Message from Cannes: Advertising Self-Regulation Is Creativity's Greatest Protector

Today (25th June) I had the pleasure and privilege of addressing the creative community in Cannes in my capacity as Global President of the Global Advertising Lawyers Alliance (GALA) at an event organized by VIA, an Amsterdam-based marketing network. It was particularly attractive for me, as it was an opportunity to board the Amsterdam Clipper, anchored in the bay of Cannes.

The subject of my brief talk was why advertising self-regulation is creativity’s greatest protector. And what, you may ask, do lawyers have to say about creativity?

The advertising industry is navigating an extraordinary convergence of pressures: the rise of generative AI, evolving platform dynamics, and an unprecedented wave of new regulation across jurisdictions worldwide. In the face of all this, advertising self-regulation is not a constraint on creativity. It is creativity's greatest protector. 

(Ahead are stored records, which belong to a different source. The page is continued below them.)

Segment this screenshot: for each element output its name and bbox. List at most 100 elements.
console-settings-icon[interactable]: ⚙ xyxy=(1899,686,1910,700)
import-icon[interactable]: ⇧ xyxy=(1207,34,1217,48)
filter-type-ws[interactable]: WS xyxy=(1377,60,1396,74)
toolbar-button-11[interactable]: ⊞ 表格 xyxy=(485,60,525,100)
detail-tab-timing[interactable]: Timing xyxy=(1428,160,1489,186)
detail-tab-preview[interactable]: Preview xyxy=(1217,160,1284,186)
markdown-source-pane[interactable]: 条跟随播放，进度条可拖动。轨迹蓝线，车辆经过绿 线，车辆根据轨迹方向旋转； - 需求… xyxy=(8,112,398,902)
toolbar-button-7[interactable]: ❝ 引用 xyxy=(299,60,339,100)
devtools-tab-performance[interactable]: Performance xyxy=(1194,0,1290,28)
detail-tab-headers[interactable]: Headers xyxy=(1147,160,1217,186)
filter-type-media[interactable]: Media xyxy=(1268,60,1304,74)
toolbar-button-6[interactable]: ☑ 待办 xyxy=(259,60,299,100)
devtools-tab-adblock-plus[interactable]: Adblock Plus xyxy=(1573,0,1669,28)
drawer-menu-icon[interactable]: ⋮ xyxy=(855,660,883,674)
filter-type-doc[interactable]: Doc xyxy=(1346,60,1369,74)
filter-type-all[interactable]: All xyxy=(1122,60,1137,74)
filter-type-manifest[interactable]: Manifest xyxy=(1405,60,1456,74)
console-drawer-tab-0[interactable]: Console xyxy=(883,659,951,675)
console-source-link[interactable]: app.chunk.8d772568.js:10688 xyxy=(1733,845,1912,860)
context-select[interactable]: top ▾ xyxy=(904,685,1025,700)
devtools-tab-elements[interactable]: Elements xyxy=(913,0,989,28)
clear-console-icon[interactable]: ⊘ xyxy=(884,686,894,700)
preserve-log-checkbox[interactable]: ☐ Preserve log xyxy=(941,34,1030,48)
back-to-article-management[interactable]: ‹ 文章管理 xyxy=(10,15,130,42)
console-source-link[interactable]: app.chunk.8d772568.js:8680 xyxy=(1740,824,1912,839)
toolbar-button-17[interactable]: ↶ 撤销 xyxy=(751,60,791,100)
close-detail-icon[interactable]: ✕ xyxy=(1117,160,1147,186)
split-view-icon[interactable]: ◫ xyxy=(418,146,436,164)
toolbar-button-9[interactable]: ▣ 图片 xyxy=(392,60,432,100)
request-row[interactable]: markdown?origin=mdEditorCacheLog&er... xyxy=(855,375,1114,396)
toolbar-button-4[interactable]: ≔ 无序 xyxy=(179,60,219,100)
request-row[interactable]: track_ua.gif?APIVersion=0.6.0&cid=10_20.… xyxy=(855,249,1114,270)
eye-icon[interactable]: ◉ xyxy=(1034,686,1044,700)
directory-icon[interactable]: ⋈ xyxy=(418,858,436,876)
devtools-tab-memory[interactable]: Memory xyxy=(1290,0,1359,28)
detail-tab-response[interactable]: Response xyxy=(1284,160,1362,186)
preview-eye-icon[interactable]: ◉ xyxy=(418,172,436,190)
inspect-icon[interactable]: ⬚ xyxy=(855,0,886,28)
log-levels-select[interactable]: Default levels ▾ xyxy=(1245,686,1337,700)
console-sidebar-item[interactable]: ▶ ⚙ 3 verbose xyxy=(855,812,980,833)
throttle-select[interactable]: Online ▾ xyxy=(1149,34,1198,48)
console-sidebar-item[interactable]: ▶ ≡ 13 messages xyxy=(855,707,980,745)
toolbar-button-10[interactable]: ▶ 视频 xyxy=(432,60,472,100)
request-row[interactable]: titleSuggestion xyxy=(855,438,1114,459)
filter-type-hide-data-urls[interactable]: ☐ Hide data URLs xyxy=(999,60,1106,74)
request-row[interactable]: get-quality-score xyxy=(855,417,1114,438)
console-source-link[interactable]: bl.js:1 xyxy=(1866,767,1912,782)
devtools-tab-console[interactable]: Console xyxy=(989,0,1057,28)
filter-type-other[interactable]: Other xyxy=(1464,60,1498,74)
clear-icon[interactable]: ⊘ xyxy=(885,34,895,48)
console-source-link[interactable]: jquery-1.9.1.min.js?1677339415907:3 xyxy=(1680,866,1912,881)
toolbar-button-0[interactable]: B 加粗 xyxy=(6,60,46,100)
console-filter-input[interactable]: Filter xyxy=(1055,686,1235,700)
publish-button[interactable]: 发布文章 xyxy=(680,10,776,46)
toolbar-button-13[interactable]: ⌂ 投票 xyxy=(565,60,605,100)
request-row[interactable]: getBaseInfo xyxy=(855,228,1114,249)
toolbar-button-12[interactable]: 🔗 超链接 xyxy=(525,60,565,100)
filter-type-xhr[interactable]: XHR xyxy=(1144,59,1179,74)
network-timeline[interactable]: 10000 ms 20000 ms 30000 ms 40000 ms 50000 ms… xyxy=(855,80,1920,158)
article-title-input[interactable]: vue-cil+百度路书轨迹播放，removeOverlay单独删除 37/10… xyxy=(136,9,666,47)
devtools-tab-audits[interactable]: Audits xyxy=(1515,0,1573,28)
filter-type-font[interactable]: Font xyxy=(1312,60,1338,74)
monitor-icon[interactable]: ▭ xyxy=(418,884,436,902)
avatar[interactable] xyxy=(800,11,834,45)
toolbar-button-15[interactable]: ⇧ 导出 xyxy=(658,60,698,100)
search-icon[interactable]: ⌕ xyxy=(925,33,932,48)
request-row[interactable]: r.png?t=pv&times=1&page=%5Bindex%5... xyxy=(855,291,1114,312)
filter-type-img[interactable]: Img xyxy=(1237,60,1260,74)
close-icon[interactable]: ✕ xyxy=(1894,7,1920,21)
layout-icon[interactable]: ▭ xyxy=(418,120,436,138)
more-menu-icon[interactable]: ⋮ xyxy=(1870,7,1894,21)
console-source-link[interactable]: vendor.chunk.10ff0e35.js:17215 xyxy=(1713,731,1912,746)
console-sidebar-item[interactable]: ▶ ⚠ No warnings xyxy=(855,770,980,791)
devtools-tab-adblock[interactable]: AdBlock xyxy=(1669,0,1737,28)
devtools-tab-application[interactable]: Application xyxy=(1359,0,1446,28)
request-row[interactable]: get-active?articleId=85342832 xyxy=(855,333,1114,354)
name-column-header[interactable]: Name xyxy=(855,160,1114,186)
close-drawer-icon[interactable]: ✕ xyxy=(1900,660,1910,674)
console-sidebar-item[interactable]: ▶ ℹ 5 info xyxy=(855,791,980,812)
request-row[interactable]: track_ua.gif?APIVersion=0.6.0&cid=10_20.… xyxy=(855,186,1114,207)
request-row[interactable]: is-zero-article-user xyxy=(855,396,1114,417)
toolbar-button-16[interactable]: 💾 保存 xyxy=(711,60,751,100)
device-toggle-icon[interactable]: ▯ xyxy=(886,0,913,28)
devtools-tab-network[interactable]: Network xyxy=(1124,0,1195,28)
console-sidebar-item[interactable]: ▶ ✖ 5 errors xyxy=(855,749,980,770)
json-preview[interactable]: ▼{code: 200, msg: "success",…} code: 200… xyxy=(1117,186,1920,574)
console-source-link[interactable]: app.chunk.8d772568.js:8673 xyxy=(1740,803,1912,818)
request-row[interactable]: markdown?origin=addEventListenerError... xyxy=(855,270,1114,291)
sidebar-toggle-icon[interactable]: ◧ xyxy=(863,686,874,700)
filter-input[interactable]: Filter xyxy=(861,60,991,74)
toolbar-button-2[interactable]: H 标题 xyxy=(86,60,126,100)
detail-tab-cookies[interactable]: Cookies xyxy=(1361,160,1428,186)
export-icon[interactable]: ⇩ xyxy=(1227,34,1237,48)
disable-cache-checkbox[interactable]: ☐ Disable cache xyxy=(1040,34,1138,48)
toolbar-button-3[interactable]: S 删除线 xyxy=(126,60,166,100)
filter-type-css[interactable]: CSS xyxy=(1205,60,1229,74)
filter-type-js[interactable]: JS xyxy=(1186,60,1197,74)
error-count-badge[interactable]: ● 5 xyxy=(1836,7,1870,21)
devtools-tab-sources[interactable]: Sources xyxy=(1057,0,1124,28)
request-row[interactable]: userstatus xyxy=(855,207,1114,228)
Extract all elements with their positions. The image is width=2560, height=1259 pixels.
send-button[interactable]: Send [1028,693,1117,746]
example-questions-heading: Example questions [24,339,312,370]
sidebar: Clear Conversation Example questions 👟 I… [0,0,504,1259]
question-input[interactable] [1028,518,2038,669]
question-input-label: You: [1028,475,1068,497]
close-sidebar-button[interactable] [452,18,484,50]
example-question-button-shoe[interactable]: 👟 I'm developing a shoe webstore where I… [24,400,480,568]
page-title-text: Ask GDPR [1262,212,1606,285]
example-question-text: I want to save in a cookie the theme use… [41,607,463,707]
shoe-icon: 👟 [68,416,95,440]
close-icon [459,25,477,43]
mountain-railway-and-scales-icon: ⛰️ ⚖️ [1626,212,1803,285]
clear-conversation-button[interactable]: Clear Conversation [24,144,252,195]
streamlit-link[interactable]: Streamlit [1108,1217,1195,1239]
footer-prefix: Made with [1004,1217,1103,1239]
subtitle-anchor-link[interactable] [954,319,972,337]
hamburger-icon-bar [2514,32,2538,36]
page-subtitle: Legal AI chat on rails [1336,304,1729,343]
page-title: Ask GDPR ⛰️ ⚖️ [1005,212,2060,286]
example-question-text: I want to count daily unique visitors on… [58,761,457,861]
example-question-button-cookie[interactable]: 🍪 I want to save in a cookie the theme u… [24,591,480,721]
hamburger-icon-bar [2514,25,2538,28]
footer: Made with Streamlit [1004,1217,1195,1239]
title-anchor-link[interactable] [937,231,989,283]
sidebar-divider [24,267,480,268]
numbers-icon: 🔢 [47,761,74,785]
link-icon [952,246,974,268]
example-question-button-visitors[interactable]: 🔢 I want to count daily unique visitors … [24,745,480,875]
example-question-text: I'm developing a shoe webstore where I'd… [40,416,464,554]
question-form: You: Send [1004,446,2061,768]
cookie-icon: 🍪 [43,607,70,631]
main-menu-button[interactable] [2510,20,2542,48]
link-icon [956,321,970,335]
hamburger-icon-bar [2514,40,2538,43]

Since 1937, the ICC Advertising and Marketing Communications Code has set the global standard for marketing that is legal, decent, honest, and truthful, whilst simultaneously supporting creative freedom. That is nearly ninety years of an industry demonstrating it can govern itself responsibly and still let creativity flourish. 

And here is the uncomfortable truth: the alternative to effective self-regulation is not freedom. It’s statute. The nature of government intervention is to be slow, rigid, and blunt. When legislators step in, they rarely write rules that leave room for creative ambiguity or the boundary-pushing that defines the best advertising. If you want proof, just look at the new laws on the advertising of Less Health Foods, which have made a dog's dinner of food advertising regulation.

Self-regulation offers what statutory frameworks cannot: speed, flexibility, and industry expertise. Self-regulatory bodies can adapt their codes to new technologies and formats, from influencer marketing to AI-generated content, far more swiftly than any parliament. 

Then there is the question of trust. When consumers trust advertising, they engage with it, and when they engage with it, creative work has greater impact. Self-regulation protects consumers from the misleading claims of the few bad actors, and in doing so, safeguards the creative licence of the many responsible advertisers. 

As the scope of regulation expands into broader notions of harm and offence, such as gender stereotypes, there is a real risk of creative freedom being inhibited. A robust, credible self-regulatory system is our best defence against that overreach. 

Our collective responsibility is clear: keep self-regulation effective, well-funded, independent, and credible. And remind our creative colleagues that the rules we uphold are not the enemy of imagination. They are its shield. 

Freedom depends upon the discharge of responsibilities to others. Self-regulation is how we discharge that responsibility and how we earn the right to keep creating.